Originally posted by silo13
People do get involved.
And hurt.
And fall in love.
People experience the same range of emotions, and sometimes even more, in this venue.
Some people just end up spending their emotions on people, where as others (dare I point the finger) have raging temper tantrums when their character on World of War Craft bites the dust.
Your attitude to your friend does you great credit but may I ask - are you absolutely sure that you are being told the truth now?
Are you sure that there has always been a sick wife and that she's died?
Are you sure that this isn't a guy who wants to end your relationship and who has chosen a cruel way to do it?

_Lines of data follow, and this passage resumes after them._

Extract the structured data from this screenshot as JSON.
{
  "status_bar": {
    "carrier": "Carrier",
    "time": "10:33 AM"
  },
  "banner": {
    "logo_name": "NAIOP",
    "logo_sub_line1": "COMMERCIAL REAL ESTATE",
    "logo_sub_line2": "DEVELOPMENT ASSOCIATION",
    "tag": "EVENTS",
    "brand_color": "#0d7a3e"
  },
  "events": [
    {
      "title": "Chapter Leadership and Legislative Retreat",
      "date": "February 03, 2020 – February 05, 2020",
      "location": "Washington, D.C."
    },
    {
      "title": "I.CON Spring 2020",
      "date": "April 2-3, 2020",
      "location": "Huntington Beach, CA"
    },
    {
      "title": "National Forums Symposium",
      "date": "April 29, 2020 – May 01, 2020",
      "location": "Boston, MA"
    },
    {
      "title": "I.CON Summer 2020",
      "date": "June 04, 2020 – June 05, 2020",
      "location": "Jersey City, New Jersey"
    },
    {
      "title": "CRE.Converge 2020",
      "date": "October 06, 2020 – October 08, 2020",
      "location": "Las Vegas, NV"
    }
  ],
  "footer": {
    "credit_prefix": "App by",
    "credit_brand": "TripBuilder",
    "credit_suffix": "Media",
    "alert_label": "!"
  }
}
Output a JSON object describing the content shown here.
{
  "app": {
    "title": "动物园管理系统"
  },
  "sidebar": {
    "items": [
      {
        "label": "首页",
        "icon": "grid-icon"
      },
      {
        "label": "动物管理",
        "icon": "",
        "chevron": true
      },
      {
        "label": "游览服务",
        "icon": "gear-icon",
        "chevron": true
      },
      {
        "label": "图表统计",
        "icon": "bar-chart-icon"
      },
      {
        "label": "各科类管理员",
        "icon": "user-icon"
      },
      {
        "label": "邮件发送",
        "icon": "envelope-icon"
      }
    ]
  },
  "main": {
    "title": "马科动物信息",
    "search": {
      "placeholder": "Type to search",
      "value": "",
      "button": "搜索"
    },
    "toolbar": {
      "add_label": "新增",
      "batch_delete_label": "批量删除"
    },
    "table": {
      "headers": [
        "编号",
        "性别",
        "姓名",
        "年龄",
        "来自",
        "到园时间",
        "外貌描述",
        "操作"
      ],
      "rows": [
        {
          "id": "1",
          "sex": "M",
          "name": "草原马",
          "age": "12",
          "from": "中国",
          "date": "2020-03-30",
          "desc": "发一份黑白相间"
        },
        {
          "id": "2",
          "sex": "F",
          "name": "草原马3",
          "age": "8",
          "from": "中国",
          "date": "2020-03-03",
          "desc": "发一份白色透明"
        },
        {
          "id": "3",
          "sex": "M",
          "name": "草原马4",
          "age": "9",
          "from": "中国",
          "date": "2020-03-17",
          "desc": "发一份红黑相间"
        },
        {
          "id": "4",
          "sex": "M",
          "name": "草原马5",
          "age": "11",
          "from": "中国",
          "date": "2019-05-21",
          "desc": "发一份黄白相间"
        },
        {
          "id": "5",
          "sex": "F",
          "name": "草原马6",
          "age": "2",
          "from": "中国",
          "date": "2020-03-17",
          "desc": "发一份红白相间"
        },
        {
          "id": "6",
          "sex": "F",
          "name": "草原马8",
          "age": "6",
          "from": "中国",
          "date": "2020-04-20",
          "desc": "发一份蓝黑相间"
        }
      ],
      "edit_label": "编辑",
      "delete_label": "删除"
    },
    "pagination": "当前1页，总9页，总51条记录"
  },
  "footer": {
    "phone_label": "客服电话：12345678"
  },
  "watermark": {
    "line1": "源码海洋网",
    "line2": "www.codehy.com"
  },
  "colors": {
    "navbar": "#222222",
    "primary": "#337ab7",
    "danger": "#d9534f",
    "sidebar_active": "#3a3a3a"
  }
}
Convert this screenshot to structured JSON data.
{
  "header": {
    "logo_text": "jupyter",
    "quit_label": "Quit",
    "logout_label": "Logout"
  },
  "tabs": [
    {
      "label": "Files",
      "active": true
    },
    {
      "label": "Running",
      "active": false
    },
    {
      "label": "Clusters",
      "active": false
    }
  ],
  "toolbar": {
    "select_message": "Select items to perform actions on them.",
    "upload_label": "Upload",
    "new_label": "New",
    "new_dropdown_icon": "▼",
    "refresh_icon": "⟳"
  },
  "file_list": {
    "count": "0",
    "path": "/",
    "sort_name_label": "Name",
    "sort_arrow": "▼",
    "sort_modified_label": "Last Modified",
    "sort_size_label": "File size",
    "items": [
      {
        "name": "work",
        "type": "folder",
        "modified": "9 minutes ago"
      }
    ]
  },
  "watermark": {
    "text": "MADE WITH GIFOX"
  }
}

I'm not trying to make things worse, it's just I have to wonder how much this person is prepared to deceive you.
Well done for staying strong, especially in light of some of the flak you've taken here.
Originally posted by ladyinwaiting
I honestly think I would be soooo angry, it would take me a while to work through the anger and calm it down, before I could even begin trying to decide how I would proceed (or not, as the case may be).
I'm thinking whatever you decide will be the right thing to do.